In 2001, his Ringbang remix of “Electric Avenue” reached number 5 in the UK, giving him his fifth UK Top 10 single. In 2002, Eddy released the “Hearts & Diamonds album” and then the album “Reparation” in 2006. In 2008 Ice Records released with Universal worldwide “The Very Best Of Eddy Grant: Road To Reparation”, which was released and reached #14 in the UK.
During 2008 to 2010, Eddy Grant and his Frontline Orchestra performed at various events and festivals including Nelson Mandela’s 90th Birthday 46664 Concert, Wireless Festival, T in the Park, The Montreux Jazz Festival, Womad and Glastonbury.

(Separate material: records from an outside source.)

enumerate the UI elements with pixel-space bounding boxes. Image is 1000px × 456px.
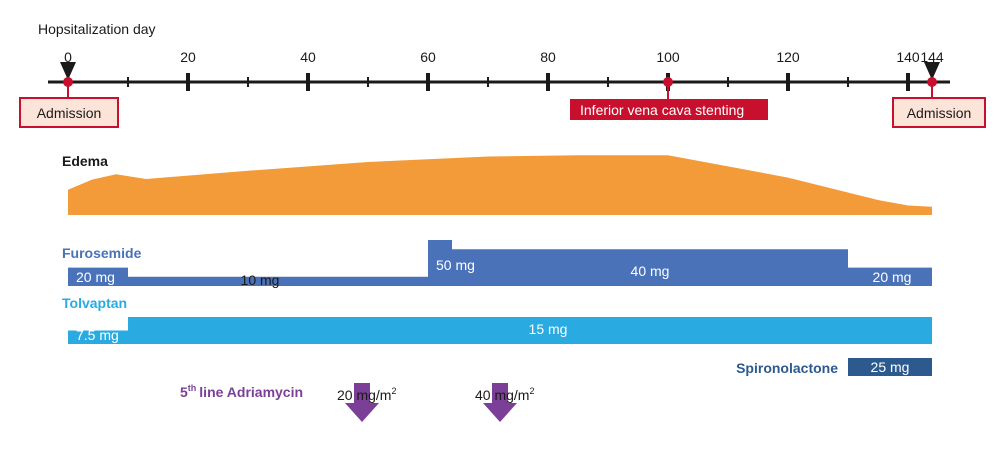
tolvaptan-dose-1: 15 mg — [529, 321, 568, 337]
adriamycin-label: 5th line Adriamycin — [180, 383, 303, 400]
spironolactone-bars: 25 mg — [848, 358, 932, 376]
adriamycin-line-number: 5 — [180, 384, 188, 400]
furosemide-area — [68, 240, 932, 286]
axis-label: Hopsitalization day — [38, 21, 156, 37]
furosemide-dose-labels: 20 mg 10 mg 50 mg 40 mg 20 mg — [76, 257, 911, 288]
adriamycin-dose-sup-0: 2 — [391, 386, 396, 396]
adriamycin-dose-sup-1: 2 — [529, 386, 534, 396]
adriamycin-arrow-0 — [345, 383, 379, 422]
ivc-stenting-label: Inferior vena cava stenting — [580, 102, 744, 118]
tick-label-40: 40 — [300, 49, 316, 65]
tolvaptan-label: Tolvaptan — [62, 295, 127, 311]
tick-label-144: 144 — [920, 49, 944, 65]
event-markers — [60, 62, 940, 99]
edema-area — [68, 155, 932, 215]
admission-start-label: Admission — [37, 105, 102, 121]
timeline-tick-labels: 0 20 40 60 80 100 120 140 144 — [64, 49, 944, 65]
adriamycin-dose-1: 40 mg/m — [475, 387, 529, 403]
adriamycin-doses: 20 mg/m2 40 mg/m2 — [337, 383, 534, 422]
event-dot-100 — [663, 77, 673, 87]
furosemide-dose-1: 10 mg — [241, 272, 280, 288]
adriamycin-arrow-1 — [483, 383, 517, 422]
tick-label-20: 20 — [180, 49, 196, 65]
furosemide-dose-3: 40 mg — [631, 263, 670, 279]
ivc-stenting-box: Inferior vena cava stenting — [570, 99, 768, 120]
adriamycin-line-sup: th — [188, 383, 197, 393]
admission-end-label: Admission — [907, 105, 972, 121]
spironolactone-label: Spironolactone — [736, 360, 838, 376]
admission-end-box: Admission — [892, 97, 986, 128]
adriamycin-dose-0: 20 mg/m — [337, 387, 391, 403]
spironolactone-dose-0: 25 mg — [871, 359, 910, 375]
admission-triangle-0 — [60, 62, 76, 80]
tolvaptan-area — [68, 317, 932, 344]
adriamycin-dose-label-0: 20 mg/m2 — [337, 386, 396, 403]
furosemide-dose-2: 50 mg — [436, 257, 475, 273]
admission-start-box: Admission — [19, 97, 119, 128]
tick-label-120: 120 — [776, 49, 800, 65]
edema-label: Edema — [62, 153, 108, 169]
tolvaptan-dose-0: 7.5 mg — [76, 327, 119, 343]
tick-label-60: 60 — [420, 49, 436, 65]
tolvaptan-dose-labels: 7.5 mg 15 mg — [76, 321, 567, 343]
furosemide-dose-0: 20 mg — [76, 269, 115, 285]
event-dot-0 — [63, 77, 73, 87]
timeline-group: Hopsitalization day 0 20 40 60 80 100 120 140 14… — [38, 21, 950, 99]
adriamycin-dose-label-1: 40 mg/m2 — [475, 386, 534, 403]
adriamycin-line-text: line Adriamycin — [199, 384, 303, 400]
tick-label-0: 0 — [64, 49, 72, 65]
tick-label-140: 140 — [896, 49, 920, 65]
furosemide-dose-4: 20 mg — [873, 269, 912, 285]
event-dot-144 — [927, 77, 937, 87]
spironolactone-bar-0 — [848, 358, 932, 376]
tick-label-100: 100 — [656, 49, 680, 65]
tick-label-80: 80 — [540, 49, 556, 65]
admission-triangle-144 — [924, 62, 940, 80]
furosemide-label: Furosemide — [62, 245, 142, 261]
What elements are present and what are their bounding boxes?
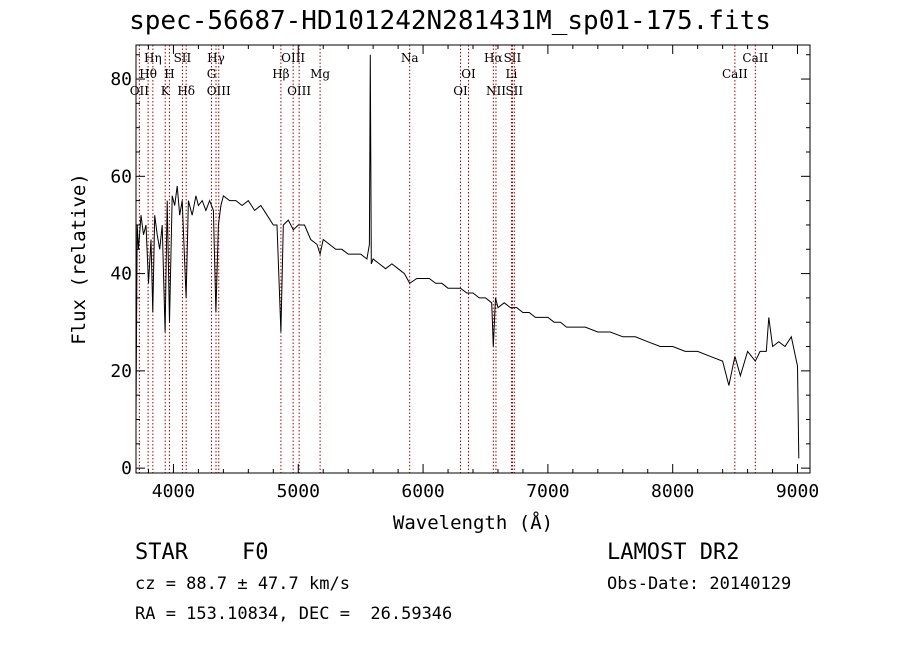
line-label: SII — [505, 84, 523, 98]
y-axis-label: Flux (relative) — [68, 173, 90, 345]
x-tick-label: 7000 — [526, 481, 569, 502]
line-label: Li — [506, 67, 518, 81]
line-label: H — [164, 67, 174, 81]
line-label: CaII — [722, 67, 748, 81]
y-tick-label: 20 — [110, 361, 132, 382]
line-label: CaII — [742, 51, 768, 65]
line-label: OI — [461, 67, 476, 81]
line-label: Hη — [144, 51, 162, 65]
line-label: OI — [453, 84, 468, 98]
line-label: NII — [486, 84, 506, 98]
y-tick-label: 40 — [110, 264, 132, 285]
line-label: G — [207, 67, 217, 81]
line-label: OIII — [281, 51, 305, 65]
line-label: OIII — [207, 84, 231, 98]
x-tick-label: 6000 — [401, 481, 444, 502]
plot-frame — [135, 44, 811, 474]
axes: 4000 5000 6000 7000 8000 9000 0 20 40 60 80 — [110, 44, 819, 502]
y-tick-label: 0 — [121, 458, 132, 479]
line-label: Hβ — [272, 67, 289, 81]
ra-dec: RA = 153.10834, DEC = 26.59346 — [135, 604, 453, 624]
chart-title: spec-56687-HD101242N281431M_sp01-175.fit… — [129, 6, 771, 36]
x-axis-label: Wavelength (Å) — [393, 511, 553, 534]
line-label: Hγ — [207, 51, 225, 65]
line-label: Hδ — [177, 84, 195, 98]
line-label: K — [161, 84, 171, 98]
spectrum-line — [135, 54, 800, 459]
survey-name: LAMOST DR2 — [607, 540, 740, 565]
x-tick-label: 9000 — [776, 481, 819, 502]
line-label: OIII — [287, 84, 311, 98]
y-tick-label: 80 — [110, 69, 132, 90]
observation-date: Obs-Date: 20140129 — [607, 574, 792, 594]
x-tick-label: 5000 — [277, 481, 320, 502]
object-class: STAR — [135, 540, 188, 565]
line-label: SII — [504, 51, 522, 65]
line-label: Hθ — [139, 67, 157, 81]
line-label: Hα — [484, 51, 503, 65]
line-label: SII — [174, 51, 192, 65]
line-label: Na — [401, 51, 419, 65]
line-label: OII — [130, 84, 150, 98]
redshift-cz: cz = 88.7 ± 47.7 km/s — [135, 574, 350, 594]
x-tick-label: 4000 — [152, 481, 195, 502]
y-tick-label: 60 — [110, 166, 132, 187]
spectrum-series — [135, 54, 800, 459]
x-tick-label: 8000 — [651, 481, 694, 502]
object-subclass: F0 — [242, 540, 269, 565]
line-label: Mg — [310, 67, 330, 81]
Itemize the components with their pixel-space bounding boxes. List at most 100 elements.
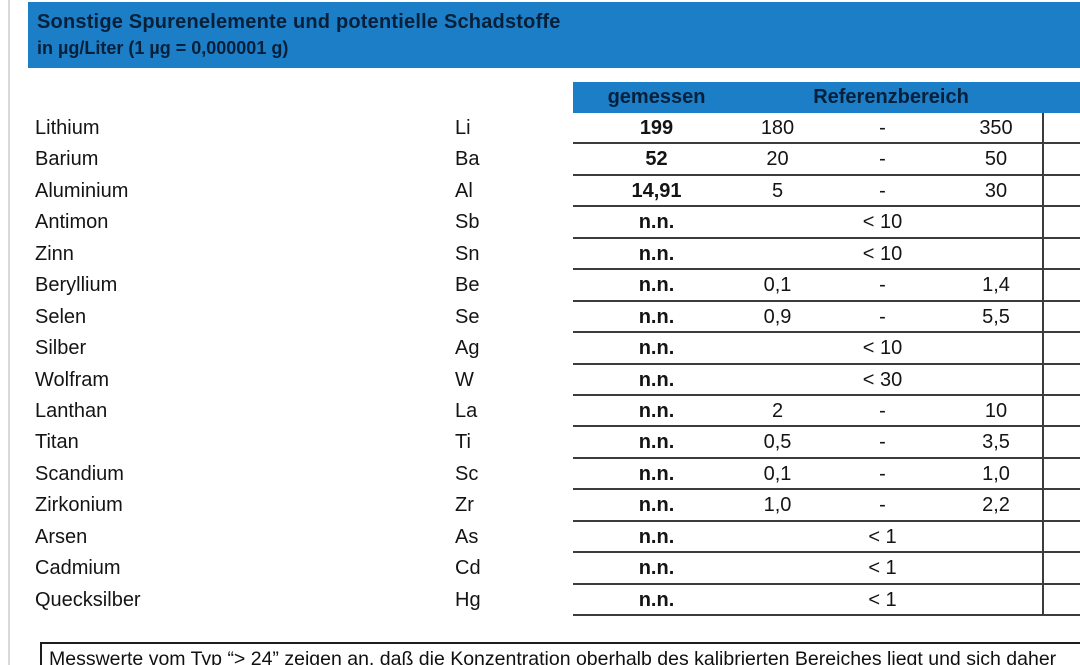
measured-value: n.n. [638, 557, 675, 580]
reference-max: 1,0 [982, 462, 1010, 485]
reference-limit: < 10 [862, 211, 903, 234]
measured-value: n.n. [638, 399, 675, 422]
element-symbol: Zr [455, 494, 474, 517]
row-divider-line [573, 331, 1080, 334]
reference-min: 20 [766, 148, 789, 171]
table-row: Titan Ti n.n. 0,5 - 3,5 [0, 427, 1080, 459]
table-row: Barium Ba 52 20 - 50 [0, 144, 1080, 176]
reference-dash: - [879, 274, 886, 297]
element-symbol: Cd [455, 557, 481, 580]
measured-value: n.n. [638, 588, 675, 611]
section-title: Sonstige Spurenelemente und potentielle … [37, 11, 561, 33]
measured-value: n.n. [638, 368, 675, 391]
reference-max: 5,5 [982, 305, 1010, 328]
reference-dash: - [879, 148, 886, 171]
table-row: Silber Ag n.n. < 10 [0, 333, 1080, 365]
element-symbol: Be [455, 274, 480, 297]
table-header-band: gemessen Referenzbereich [573, 82, 1080, 113]
element-name: Zinn [35, 242, 74, 265]
reference-min: 1,0 [763, 494, 792, 517]
element-name: Aluminium [35, 179, 129, 202]
table-row: Zinn Sn n.n. < 10 [0, 239, 1080, 271]
reference-dash: - [879, 494, 886, 517]
reference-min: 5 [771, 179, 784, 202]
element-symbol: Hg [455, 588, 481, 611]
element-name: Zirkonium [35, 494, 123, 517]
element-name: Beryllium [35, 274, 118, 297]
measured-value: n.n. [638, 305, 675, 328]
element-symbol: Ti [455, 431, 471, 454]
row-divider-line [573, 393, 1080, 396]
row-divider-line [573, 173, 1080, 176]
table-row: Zirkonium Zr n.n. 1,0 - 2,2 [0, 490, 1080, 522]
element-symbol: Li [455, 117, 471, 139]
row-divider-line [573, 519, 1080, 522]
element-name: Wolfram [35, 368, 110, 391]
reference-dash: - [879, 117, 886, 139]
table-row: Arsen As n.n. < 1 [0, 522, 1080, 554]
element-symbol: Sn [455, 242, 480, 265]
element-symbol: Sc [455, 462, 479, 485]
element-symbol: Ba [455, 148, 480, 171]
measured-value: n.n. [638, 494, 675, 517]
page-scan-edge [8, 0, 10, 665]
reference-dash: - [879, 399, 886, 422]
row-divider-line [573, 362, 1080, 365]
row-divider-line [573, 299, 1080, 302]
element-symbol: Al [455, 179, 473, 202]
row-divider-line [573, 142, 1080, 145]
element-name: Quecksilber [35, 588, 141, 611]
element-name: Lanthan [35, 399, 108, 422]
table-row: Lithium Li 199 180 - 350 [0, 113, 1080, 145]
measured-value: n.n. [638, 431, 675, 454]
table-row: Beryllium Be n.n. 0,1 - 1,4 [0, 270, 1080, 302]
reference-min: 0,1 [763, 462, 792, 485]
reference-dash: - [879, 305, 886, 328]
measured-value: 14,91 [631, 179, 682, 202]
table-row: Cadmium Cd n.n. < 1 [0, 553, 1080, 585]
reference-limit: < 30 [862, 368, 903, 391]
footnote-text: Messwerte vom Typ “> 24” zeigen an, daß … [49, 648, 1057, 665]
section-subtitle: in µg/Liter (1 µg = 0,000001 g) [37, 38, 289, 58]
row-divider-line [573, 456, 1080, 459]
element-symbol: W [455, 368, 474, 391]
element-name: Antimon [35, 211, 109, 234]
element-name: Lithium [35, 117, 100, 139]
reference-min: 180 [760, 117, 795, 139]
measured-value: n.n. [638, 337, 675, 360]
table-row: Scandium Sc n.n. 0,1 - 1,0 [0, 459, 1080, 491]
element-symbol: Ag [455, 337, 480, 360]
reference-max: 350 [979, 117, 1013, 139]
element-name: Arsen [35, 525, 88, 548]
measured-value: 199 [639, 117, 674, 139]
measured-value: n.n. [638, 242, 675, 265]
section-title-bar: Sonstige Spurenelemente und potentielle … [28, 2, 1080, 68]
element-symbol: La [455, 399, 478, 422]
reference-limit: < 1 [868, 557, 897, 580]
column-header-measured: gemessen [607, 86, 706, 108]
reference-limit: < 1 [868, 588, 897, 611]
table-row: Antimon Sb n.n. < 10 [0, 207, 1080, 239]
row-divider-line [573, 582, 1080, 585]
row-divider-line [573, 425, 1080, 428]
row-divider-line [573, 236, 1080, 239]
reference-min: 0,9 [763, 305, 792, 328]
table-row: Lanthan La n.n. 2 - 10 [0, 396, 1080, 428]
reference-max: 1,4 [982, 274, 1010, 297]
reference-max: 50 [984, 148, 1008, 171]
table-row: Wolfram W n.n. < 30 [0, 365, 1080, 396]
element-name: Barium [35, 148, 99, 171]
reference-min: 2 [771, 399, 784, 422]
table-right-divider [1042, 113, 1044, 616]
reference-dash: - [879, 179, 886, 202]
table-row: Aluminium Al 14,91 5 - 30 [0, 176, 1080, 208]
element-symbol: As [455, 525, 479, 548]
reference-max: 10 [984, 399, 1008, 422]
element-name: Titan [35, 431, 79, 454]
table-row: Selen Se n.n. 0,9 - 5,5 [0, 302, 1080, 334]
element-symbol: Se [455, 305, 480, 328]
reference-min: 0,1 [763, 274, 792, 297]
row-divider-line [573, 614, 1080, 616]
column-header-reference: Referenzbereich [813, 86, 969, 108]
row-divider-line [573, 268, 1080, 271]
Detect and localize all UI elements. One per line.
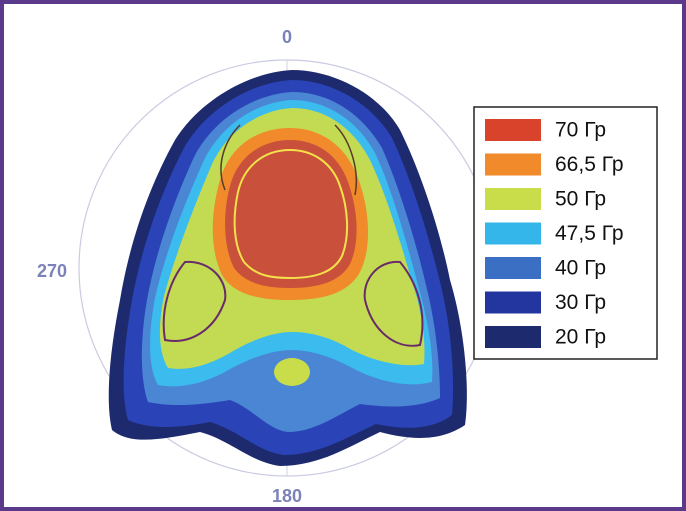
- legend-label: 66,5 Гр: [555, 153, 624, 176]
- legend-label: 47,5 Гр: [555, 222, 624, 245]
- legend-swatch: [485, 292, 541, 314]
- legend-label: 40 Гр: [555, 257, 606, 280]
- dose-map: 0 270 180 70 Гр 66,5 Гр 50 Гр 47,5 Гр 40 Гр 30 …: [0, 0, 686, 511]
- legend-swatch: [485, 223, 541, 245]
- angle-label: 270: [37, 261, 67, 281]
- cord-region: [274, 358, 310, 386]
- legend-label: 30 Гр: [555, 291, 606, 314]
- legend-swatch: [485, 154, 541, 176]
- legend-swatch: [485, 326, 541, 348]
- angle-label: 180: [272, 486, 302, 506]
- legend-label: 70 Гр: [555, 119, 606, 142]
- legend-swatch: [485, 257, 541, 279]
- angle-label: 0: [282, 27, 292, 47]
- dose-70: [225, 140, 357, 288]
- legend-swatch: [485, 188, 541, 210]
- legend-swatch: [485, 119, 541, 141]
- legend-label: 20 Гр: [555, 326, 606, 349]
- figure: 0 270 180 70 Гр 66,5 Гр 50 Гр 47,5 Гр 40 Гр 30 …: [0, 0, 686, 511]
- legend-label: 50 Гр: [555, 188, 606, 211]
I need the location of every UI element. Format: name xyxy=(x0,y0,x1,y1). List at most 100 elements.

In 2016, recognising the degree to which the people of the Caribbean, in particular the youth, had become culturally dependent on other states, Eddy Grant continued to pursue his Ringbang philosophy for his 2016 album release “Plaisance”.

Eddy returned to the UK to launch the album and was also the guest of honour of Mayor Of London Sadiq Khan, for an extra special event – the launch and switching on of the illuminated sign/art piece at Electric Avenue. The special event carried the special hashtag in tribute to Eddy’s song and the street #RockDownToElectricAvenue. Eddy’s music continues to connect with audiences around the world. Through syncs Eddy and his music are consistently in the public sphere. Used in a variety of creative ads (e.g. 2015 & 2022 BMW Super Bowl ads), movies (e.g. Horrible Bosses 2, Pineapple Express, Jackass and Wild Bill), TV shows (e.g. Family Guy, Outer Banks, Bates Motel and Derry Girls) and cover versions (e.g. UB40, Prince Buster, Lethal Bizzle and Rockers Revenge) his hits continue to connect with an intergenerational audience.

In 2019 Eddy was invited to perform with The Roots on The Tonight Show with Jimmy Fallon in New York.

In the wake of worldwide unrest in 2020 Eddy decided to speak up in a series of Youtube Interviews.

His spoken words and thoughts were expressed in “A Conversation with Eddy Grant & Gary Younge” and “On Racism and Reparations” among others.

2023 marks two significant anniversaries – the 40th Anniversary of the “Killer on The Rampage” album & singles and Eddy’s 75th birthday. These milestones will be celebrated with the release of the Eddy Grant autobiography, live shows, film screenings and the release of “Killer on the Rampage” album and film boxset.